Nothing Could Withstand the Flood.
Wherever it went the houses tumbled down as if they were built of cards. It was not alone the great volume of water, but the immense revolving mass of lumber it carried, that gave it an additional and terrific force, and houses, five bridges, railroad trains, boilers and factories were whirling furiously about. What could stand against such an instrument of destruction as this? It swept the triangle as clean as a board. It tore up pavements. It dug out railroad tracks, and twisted them into strange and fantastic shapes. It carried with it thousands of human beings, crushing them against the fragments, and drove their bodies into the thick mass of mud and sand which it carried at the bottom. It went on and on straight as an arrow, and piled masses of all it had gathered against and over the solid arches of the stone bridge. The bridge sustained the shock. How it did it engineers who have seen the effects and the marvellous strength of the flood in other places wonder. An immense raft of houses and lumber and trees and rubbish of every kind, acres in extent, collected here.
Roasted in the Débris.
In these houses were imprisoned people still alive, in numbers estimated at two or three thousand, tossed about in the whirling flood which was turned into strange eddies by the obstruction it had met. In some way not explained a fire broke out.
The frame structures packed in closely together were like so much tinder wood. Those who had escaped drowning died in their prisons a more horrible death.
While this was going on that part of the divided stream which turned to the south continued on its way. At first its violence was undiminished, but as it went on the inclination of the land and the obstacles it met somewhat broke its force. It swept across the triangle, inclining toward the south, and was turned still further in that direction by the bed of Stony Creek, at the foot of the mountain which forms the western barrier of the basin in which Johnstown lies. Its course is plainly visible now, as it was two hours afterward. Where it started everything is cleared away.
A little further along the houses are still standing, but they are only masses of lumber and laths. Still further to the north they are overturned or lying upon their sides or corners, some curiously battered and as full of great holes as if they had been shot at with cannon. They are surrounded by driftwood and timbers, ground into splinters, railroad cars, ties and beams, all in a wild, untraceable jumble.
The wave reached to the north at least a distance of a mile from the point where it was divided. Then it swept backward. It carried with it many houses that had come from every part of the river.

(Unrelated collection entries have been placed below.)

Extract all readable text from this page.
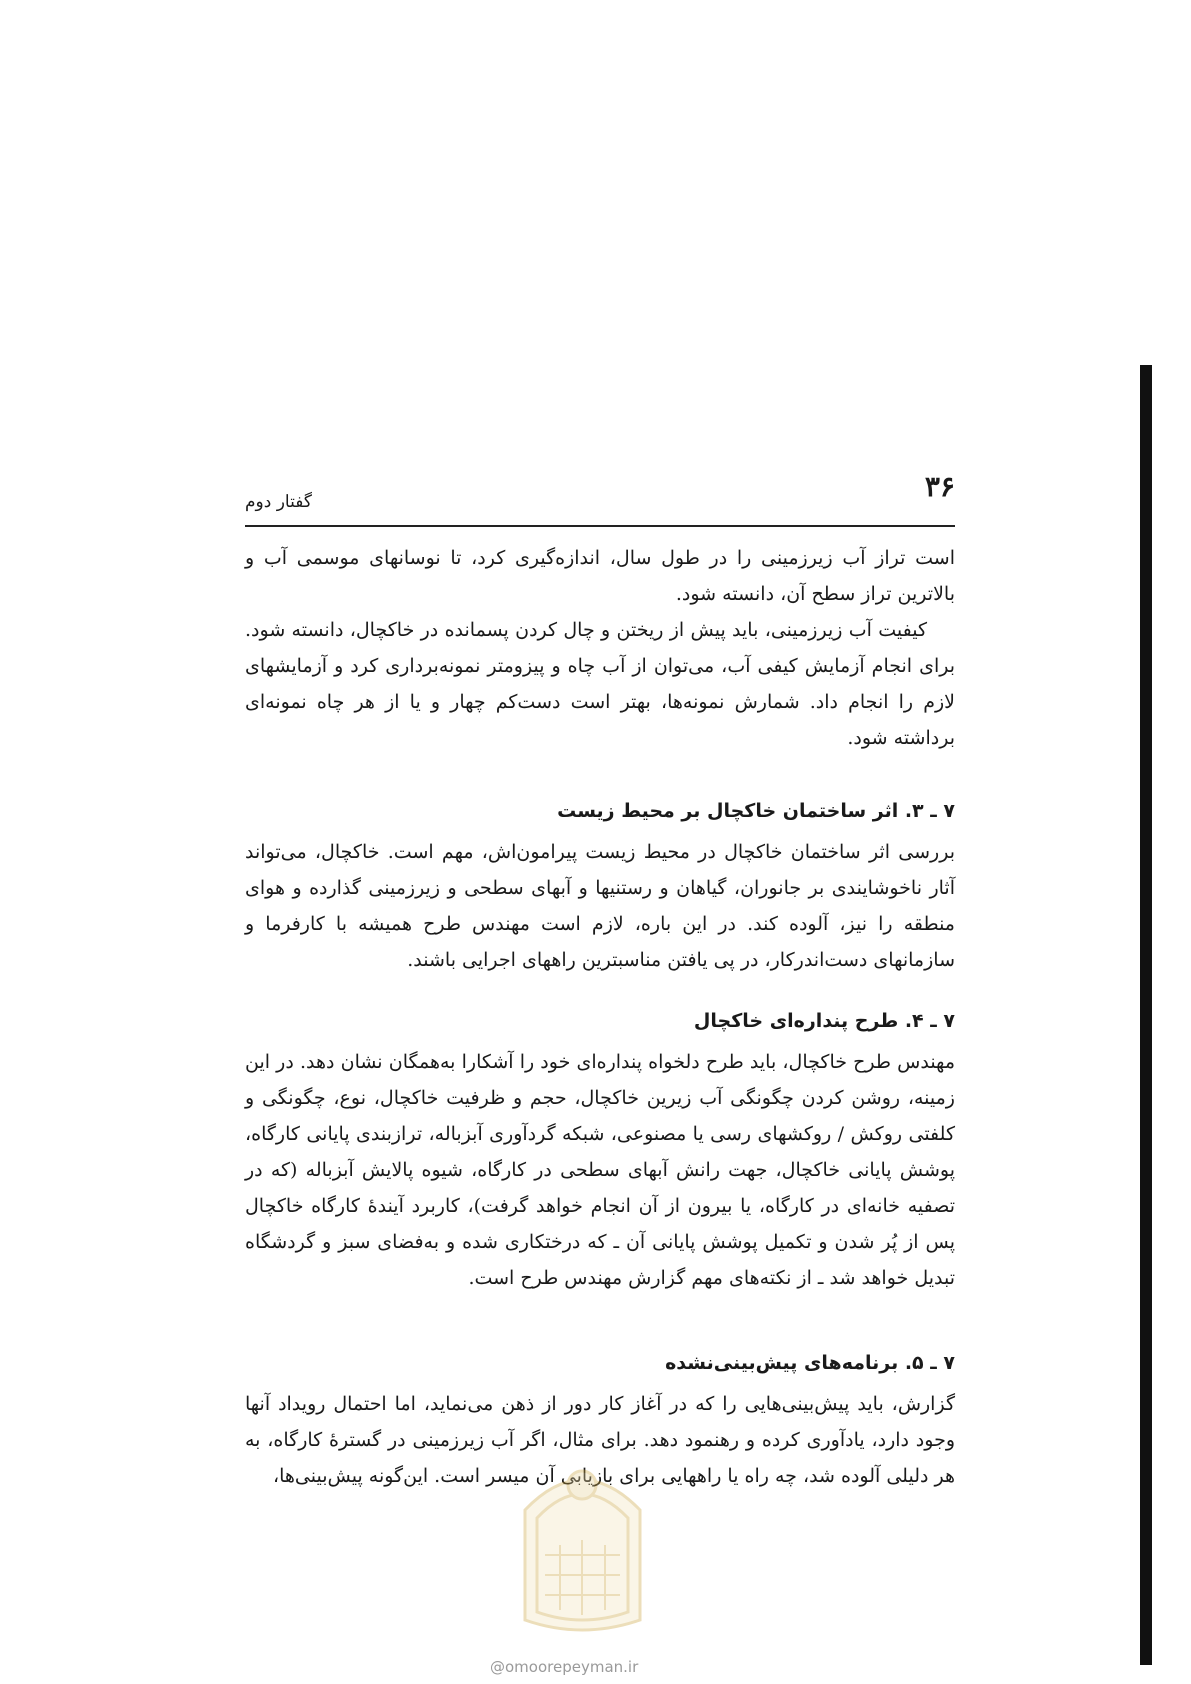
۳۶
گفتار دوم

است تراز آب زیرزمینی را در طول سال، اندازه‌گیری کرد، تا نوسانهای موسمی آب و بالاترین تراز سطح آن، دانسته شود.

کیفیت آب زیرزمینی، باید پیش از ریختن و چال کردن پسمانده در خاکچال، دانسته شود. برای انجام آزمایش کیفی آب، می‌توان از آب چاه و پیزومتر نمونه‌برداری کرد و آزمایشهای لازم را انجام داد. شمارش نمونه‌ها، بهتر است دست‌کم چهار و یا از هر چاه نمونه‌ای برداشته شود.

۷ ـ ۳. اثر ساختمان خاکچال بر محیط زیست

بررسی اثر ساختمان خاکچال در محیط زیست پیرامون‌اش، مهم است. خاکچال، می‌تواند آثار ناخوشایندی بر جانوران، گیاهان و رستنیها و آبهای سطحی و زیرزمینی گذارده و هوای منطقه را نیز، آلوده کند. در این باره، لازم است مهندس طرح همیشه با کارفرما و سازمانهای دست‌اندرکار، در پی یافتن مناسبترین راههای اجرایی باشند.

۷ ـ ۴. طرح پنداره‌ای خاکچال

مهندس طرح خاکچال، باید طرح دلخواه پنداره‌ای خود را آشکارا به‌همگان نشان دهد. در این زمینه، روشن کردن چگونگی آب زیرین خاکچال، حجم و ظرفیت خاکچال، نوع، چگونگی و کلفتی روکش / روکشهای رسی یا مصنوعی، شبکه گردآوری آبزباله، ترازبندی پایانی کارگاه، پوشش پایانی خاکچال، جهت رانش آبهای سطحی در کارگاه، شیوه پالایش آبزباله (که در تصفیه خانه‌ای در کارگاه، یا بیرون از آن انجام خواهد گرفت)، کاربرد آیندهٔ کارگاه خاکچال پس از پُر شدن و تکمیل پوشش پایانی آن ـ که درختکاری شده و به‌فضای سبز و گردشگاه تبدیل خواهد شد ـ از نکته‌های مهم گزارش مهندس طرح است.

۷ ـ ۵. برنامه‌های پیش‌بینی‌نشده

گزارش، باید پیش‌بینی‌هایی را که در آغاز کار دور از ذهن می‌نماید، اما احتمال رویداد آنها وجود دارد، یادآوری کرده و رهنمود دهد. برای مثال، اگر آب زیرزمینی در گسترهٔ کارگاه، به هر دلیلی آلوده شد، چه راه یا راههایی برای بازیابی آن میسر است. این‌گونه پیش‌بینی‌ها،

@omoorepeyman.ir
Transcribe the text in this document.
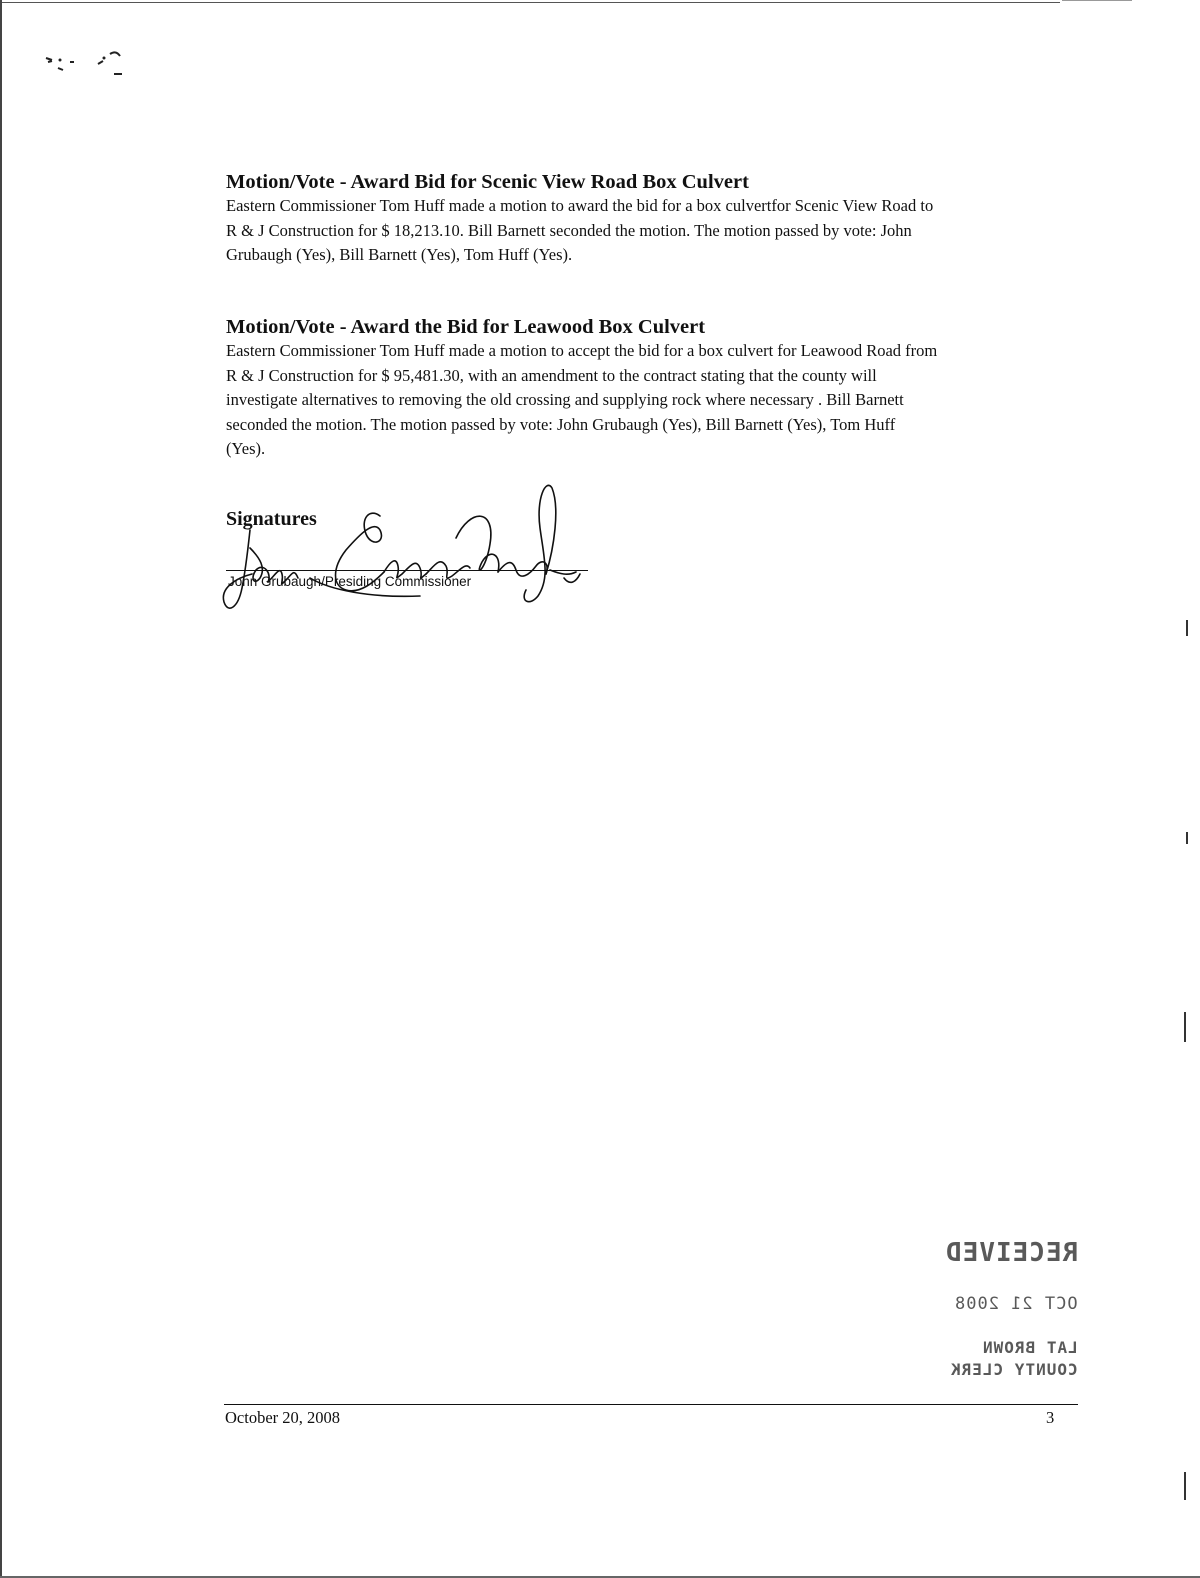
Motion/Vote - Award Bid for Scenic View Road Box Culvert

Eastern Commissioner Tom Huff made a motion to award the bid for a box culvertfor Scenic View Road to
R & J Construction for $ 18,213.10. Bill Barnett seconded the motion. The motion passed by vote: John
Grubaugh (Yes), Bill Barnett (Yes), Tom Huff (Yes).

Motion/Vote - Award the Bid for Leawood Box Culvert

Eastern Commissioner Tom Huff made a motion to accept the bid for a box culvert for Leawood Road from
R & J Construction for $ 95,481.30, with an amendment to the contract stating that the county will
investigate alternatives to removing the old crossing and supplying rock where necessary . Bill Barnett
seconded the motion. The motion passed by vote: John Grubaugh (Yes), Bill Barnett (Yes), Tom Huff
(Yes).

Signatures
John Grubaugh/Presiding Commissioner
RECEIVED
OCT 21 2008
LAT BROWN
COUNTY CLERK
October 20, 2008	3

At the Mercy of the Waves.
Upon them and upon flooded roofs and doors and timbers were men, women and children crying, beseeching and praying for help. Those on the shore who were watching this never to be forgotten spectacle saw the sufferers in the river go sweeping by, saw them come down again and still were unable to give them the slightest assistance. The flood proceeded half a mile or more, and then was met and reinforced by a wave started backward from the eddy formed at the stone arch bridge. With redoubled force it turned once more to the south and then it went half a mile further, toppling over the houses, wrecking some and adding some to those which it had brought down from other places. For the second time it spent its force and turned back, swept to the south and to destruction those who had four times been within sight of safety. This time the whole mass of flooded wreckage was carried down to the stone arch bridge and added to the collection there and at last to the fire that was raging.